1797 Riobamba earthquake
- Local date: 4 February 1797;
- Local time: 07:30;
- Magnitude: 7.6 M_{w} 8.3 M_{L};
- Epicenter: 1°36′S 78°36′W﻿ / ﻿1.6°S 78.6°W
- Areas affected: Ecuador
- Max. intensity: MMI XI (Extreme)
- Casualties: 6,000–40,000

= 1797 Riobamba earthquake =

Deadly earthquake in central Ecuador

The 1797 Riobamba earthquake occurred at 12:30 UTC on 4 February. It devastated the city of Riobamba and many other cities in the Interandean valley, causing between 6,000 and 40,000 casualties. It is estimated that seismic intensities in the epicentral area reached at least XI (Extreme) on the Mercalli intensity scale, and that the earthquake had a magnitude of 7.6–8.3, the most powerful historical event known in Ecuador.
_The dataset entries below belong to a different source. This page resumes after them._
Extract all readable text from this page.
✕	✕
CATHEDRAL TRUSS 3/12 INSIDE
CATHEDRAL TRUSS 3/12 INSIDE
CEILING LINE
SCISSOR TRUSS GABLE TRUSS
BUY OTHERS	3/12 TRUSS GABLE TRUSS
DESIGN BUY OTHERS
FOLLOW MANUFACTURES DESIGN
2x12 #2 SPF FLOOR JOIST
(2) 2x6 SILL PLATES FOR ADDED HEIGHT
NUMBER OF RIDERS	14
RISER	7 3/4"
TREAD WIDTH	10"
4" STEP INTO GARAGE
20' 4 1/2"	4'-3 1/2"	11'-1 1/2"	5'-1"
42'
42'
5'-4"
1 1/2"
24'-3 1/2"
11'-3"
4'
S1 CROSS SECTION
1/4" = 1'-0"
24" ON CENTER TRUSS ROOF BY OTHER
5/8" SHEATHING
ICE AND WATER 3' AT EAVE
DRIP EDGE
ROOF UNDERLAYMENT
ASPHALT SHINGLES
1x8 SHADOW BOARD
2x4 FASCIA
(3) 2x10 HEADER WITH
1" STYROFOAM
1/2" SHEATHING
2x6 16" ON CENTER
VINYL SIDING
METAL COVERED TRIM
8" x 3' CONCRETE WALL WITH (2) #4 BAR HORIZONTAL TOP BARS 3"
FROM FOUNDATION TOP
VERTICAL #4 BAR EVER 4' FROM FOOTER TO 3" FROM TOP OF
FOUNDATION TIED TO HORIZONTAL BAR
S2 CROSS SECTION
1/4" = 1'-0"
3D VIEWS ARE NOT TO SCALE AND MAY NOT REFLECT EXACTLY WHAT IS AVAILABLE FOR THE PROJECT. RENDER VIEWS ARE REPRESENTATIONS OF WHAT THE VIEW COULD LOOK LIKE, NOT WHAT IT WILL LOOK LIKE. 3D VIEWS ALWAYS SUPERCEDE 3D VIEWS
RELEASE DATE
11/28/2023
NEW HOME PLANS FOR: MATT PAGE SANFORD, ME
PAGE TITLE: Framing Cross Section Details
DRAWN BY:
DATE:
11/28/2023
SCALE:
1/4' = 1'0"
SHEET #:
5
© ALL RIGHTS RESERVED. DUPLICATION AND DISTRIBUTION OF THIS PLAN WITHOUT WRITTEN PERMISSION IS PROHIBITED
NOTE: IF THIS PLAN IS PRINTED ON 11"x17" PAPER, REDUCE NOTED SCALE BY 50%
The earthquake was studied by Prussian geographer Alexander von Humboldt, when he visited the area in 1801–1802.

==Tectonic setting==
The active tectonics of Ecuador is dominated by the effects of the subduction of the Nazca plate beneath the South American plate. The main NNE-SSW trending fault systems show a mixture of dextral (right lateral) strike-slip faulting and reverse faulting. In addition to these faults that run parallel to the Andes in Ecuador, there are two important SW-NE trending-dextral-fault systems: the Pallatanga fault and the Chingual fault. The Pallatanga fault runs close to the epicenter and movement on this fault has been suggested as the cause of the earthquake, although there is no clear surface break supporting such recent movement.

==Damage==
The area of significant damage (Intensity ≥VII) extended from Quito in the north to more than 60 km south of Riobamba, including the cities of Guaranda, Ambato, Latacunga and the towns of Saquisilí and Baños. Riobamba and the town of Quero were both destroyed by landslides. The Pastaza River was dammed for up to eighty days by landslides at the foot of the Tungurahua volcano.
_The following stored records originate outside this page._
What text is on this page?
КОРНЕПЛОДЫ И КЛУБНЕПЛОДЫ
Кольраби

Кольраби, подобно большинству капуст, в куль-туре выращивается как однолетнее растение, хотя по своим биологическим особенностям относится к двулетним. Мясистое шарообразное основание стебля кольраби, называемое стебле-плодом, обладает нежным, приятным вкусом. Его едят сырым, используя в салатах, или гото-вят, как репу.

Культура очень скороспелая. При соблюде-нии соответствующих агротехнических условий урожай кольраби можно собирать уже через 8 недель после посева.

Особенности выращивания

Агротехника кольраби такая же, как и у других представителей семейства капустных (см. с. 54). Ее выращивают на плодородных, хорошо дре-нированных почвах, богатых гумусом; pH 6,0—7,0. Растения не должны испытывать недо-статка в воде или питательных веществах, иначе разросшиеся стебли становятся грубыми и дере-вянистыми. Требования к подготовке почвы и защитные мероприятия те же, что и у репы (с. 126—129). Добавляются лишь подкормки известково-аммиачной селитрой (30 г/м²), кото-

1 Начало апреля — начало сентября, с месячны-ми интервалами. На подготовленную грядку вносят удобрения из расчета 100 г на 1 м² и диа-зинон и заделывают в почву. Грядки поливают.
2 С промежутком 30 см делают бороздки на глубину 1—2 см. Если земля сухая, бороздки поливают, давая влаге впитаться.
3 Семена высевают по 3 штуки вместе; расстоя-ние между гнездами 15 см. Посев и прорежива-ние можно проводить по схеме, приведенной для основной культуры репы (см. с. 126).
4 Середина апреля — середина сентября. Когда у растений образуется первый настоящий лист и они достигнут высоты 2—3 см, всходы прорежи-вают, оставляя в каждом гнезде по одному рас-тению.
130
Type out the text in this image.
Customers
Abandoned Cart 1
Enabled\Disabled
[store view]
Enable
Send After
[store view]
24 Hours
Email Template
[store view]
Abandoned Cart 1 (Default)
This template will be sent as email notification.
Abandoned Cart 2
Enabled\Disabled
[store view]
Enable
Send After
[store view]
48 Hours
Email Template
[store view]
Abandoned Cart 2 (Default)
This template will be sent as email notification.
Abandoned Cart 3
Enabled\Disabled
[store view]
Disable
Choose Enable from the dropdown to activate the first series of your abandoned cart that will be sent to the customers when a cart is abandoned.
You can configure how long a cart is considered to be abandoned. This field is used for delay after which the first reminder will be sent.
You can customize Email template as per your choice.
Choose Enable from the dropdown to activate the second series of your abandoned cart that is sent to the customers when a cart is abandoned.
Humboldt visited then region several years after the earthquake, and his analysis therefore largely relied on anecdotal accounts that he gathered. Some of the observations such as "the bodies of many of the inhabitants were found to have been hurled to Cullca, a hill several hundred feet in height and on the opposite side of the river Lican", are not credible. He gave a figure of thirty to forty thousand for the number of casualties, while some more recent estimates give figures ranging from six to twelve thousand.

==Characteristics==
The shaking lasted for three to four minutes. The estimated rupture length for the earthquake is 70.3 km, with a fault azimuth of 067°. A moment magnitude of 7.6 was estimated based on data about the intensity distribution of the earthquake. An earthquake of this size would imply a rupture length of about 110 km, which can only be achieved along the Pallatanga Fault System.

==Aftermath==
The city of Riobamba was rebuilt nearly 20 km northeast of its original site, now occupied by the small town of Cajabamba.